We can optimize by first determining the current maximum number of candies any kid has. Then, for each kid, we simply check if their candies plus extraCandies is at least as large as this maximum. This reduces the need for repeated comparisons.

This approach is both efficient and easy to implement.

Solution Approach

• Step 1: Find the maximum number of candies any kid currently has. This can be done with a simple pass through the candies array.
• Step 2: For each kid, add extraCandies to their current count and check if this sum is greater than or equal to the maximum from Step 1.
• Step 3: Collect the results in a boolean list, where each entry corresponds to whether that kid can have the greatest number of candies.

This method is efficient because we only traverse the list twice: once to find the maximum, and once to compute the results.

Example Walkthrough

Let's use the following example:
candies = [2, 3, 5, 1, 3], extraCandies = 3

1. Find the maximum: The largest number in candies is 5.
2. Check each kid:
   • Kid 0: 2 + 3 = 5 (equal to max) → True
   • Kid 1: 3 + 3 = 6 (greater than max) → True
   • Kid 2: 5 + 3 = 8 (greater than max) → True
   • Kid 3: 1 + 3 = 4 (less than max) → False
   • Kid 4: 3 + 3 = 6 (greater than max) → True
3. Result: [True, True, True, False, True]

This shows how each kid's candies plus the extra is compared to the maximum, and the result is determined accordingly.

Time and Space Complexity

• Brute-force Approach: For each kid, compare their new total with every other kid (O(n²)), which is inefficient for large inputs.
• Optimized Approach:
  • Finding the maximum takes O(n) time.
  • Checking each kid's result also takes O(n) time.
  • Total time complexity: O(n)
  • Space complexity: O(n) for the result list.

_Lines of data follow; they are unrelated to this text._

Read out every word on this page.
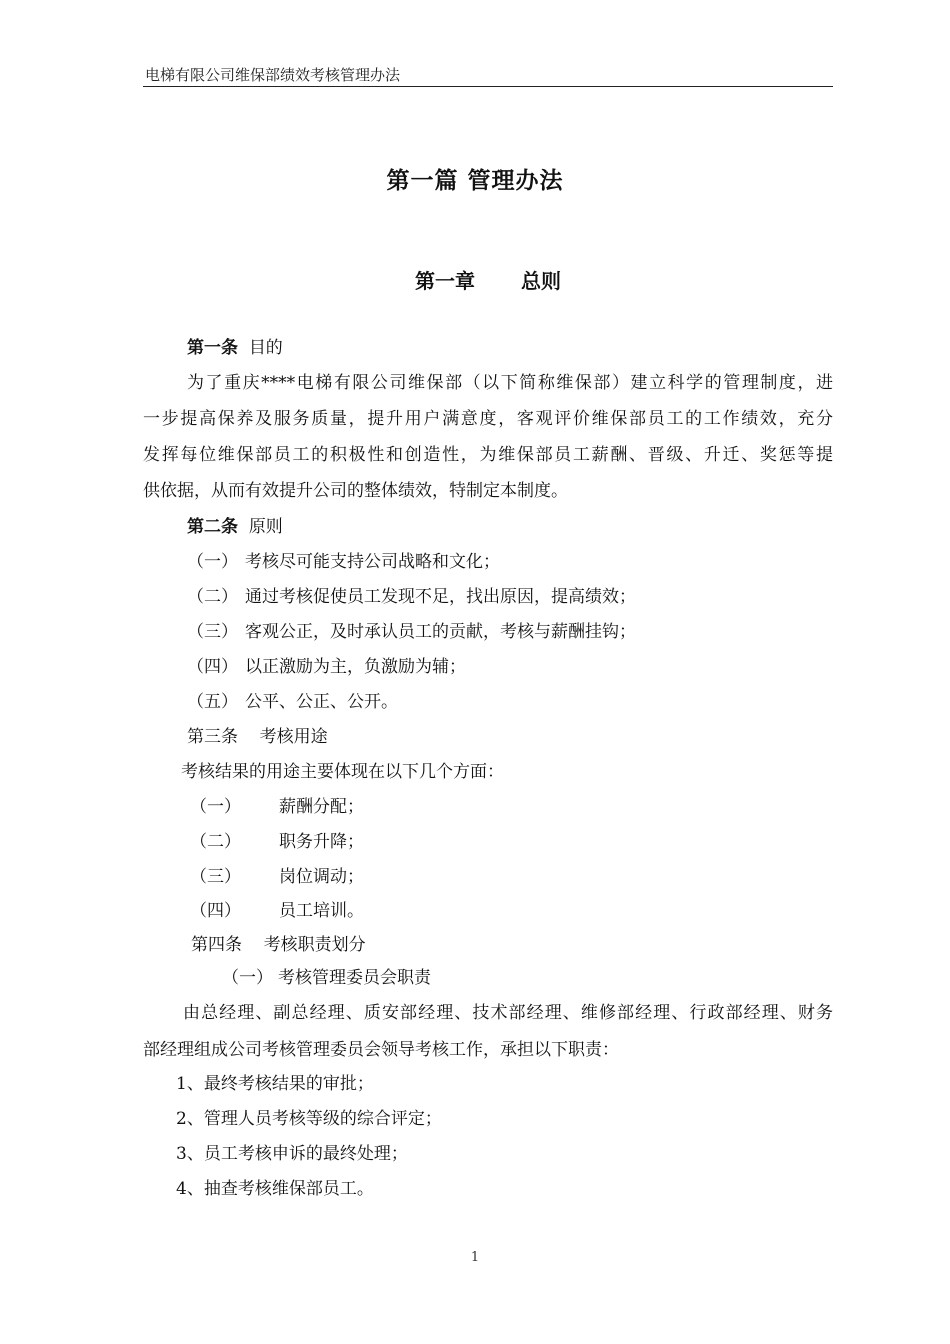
电梯有限公司维保部绩效考核管理办法
第一篇 管理办法
第一章 总则
第一条 目的
为了重庆****电梯有限公司维保部（以下简称维保部）建立科学的管理制度，进
一步提高保养及服务质量，提升用户满意度，客观评价维保部员工的工作绩效，充分
发挥每位维保部员工的积极性和创造性，为维保部员工薪酬、晋级、升迁、奖惩等提
供依据，从而有效提升公司的整体绩效，特制定本制度。
第二条 原则
（一） 考核尽可能支持公司战略和文化；
（二） 通过考核促使员工发现不足，找出原因，提高绩效；
（三） 客观公正，及时承认员工的贡献，考核与薪酬挂钩；
（四） 以正激励为主，负激励为辅；
（五） 公平、公正、公开。
第三条 考核用途
考核结果的用途主要体现在以下几个方面：
（一） 薪酬分配；
（二） 职务升降；
（三） 岗位调动；
（四） 员工培训。
第四条 考核职责划分
（一） 考核管理委员会职责
由总经理、副总经理、质安部经理、技术部经理、维修部经理、行政部经理、财务
部经理组成公司考核管理委员会领导考核工作，承担以下职责：
1、最终考核结果的审批；
2、管理人员考核等级的综合评定；
3、员工考核申诉的最终处理；
4、抽查考核维保部员工。
1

The optimized approach is both time and space efficient.

Code Implementation

class Solution:
    def kidsWithCandies(self, candies, extraCandies):
        max_candies = max(candies)
        return [(candy + extraCandies) >= max_candies for candy in candies]
      

class Solution {
public:
    vector<bool> kidsWithCandies(vector<int>& candies, int extraCandies) {
        int max_candies = *max_element(candies.begin(), candies.end());
        vector<bool> result;
        for (int candy : candies) {
            result.push_back(candy + extraCandies >= max_candies);
        }
        return result;
    }
};
      

import java.util.*;
class Solution {
    public List<Boolean> kidsWithCandies(int[] candies, int extraCandies) {
        int max = 0;
        for (int c : candies) {
            if (c > max) max = c;
        }
        List<Boolean> result = new ArrayList<>();
        for (int c : candies) {
            result.add(c + extraCandies >= max);
        }
        return result;
    }
}
      

var kidsWithCandies = function(candies, extraCandies) {
    const max = Math.max(...candies);
    return candies.map(candy => (candy + extraCandies) >= max);
};
      

Summary

The key to solving the "Kids With the Greatest Number of Candies" problem efficiently is to first determine the maximum candies any kid has, then for each kid, check if giving them the extra candies would match or exceed this maximum. This approach avoids unnecessary nested loops, resulting in an O(n) solution that is both simple and effective.

The solution demonstrates how understanding the problem's core requirement allows us to optimize and write concise code, making it a great example of how to approach array-based comparison problems.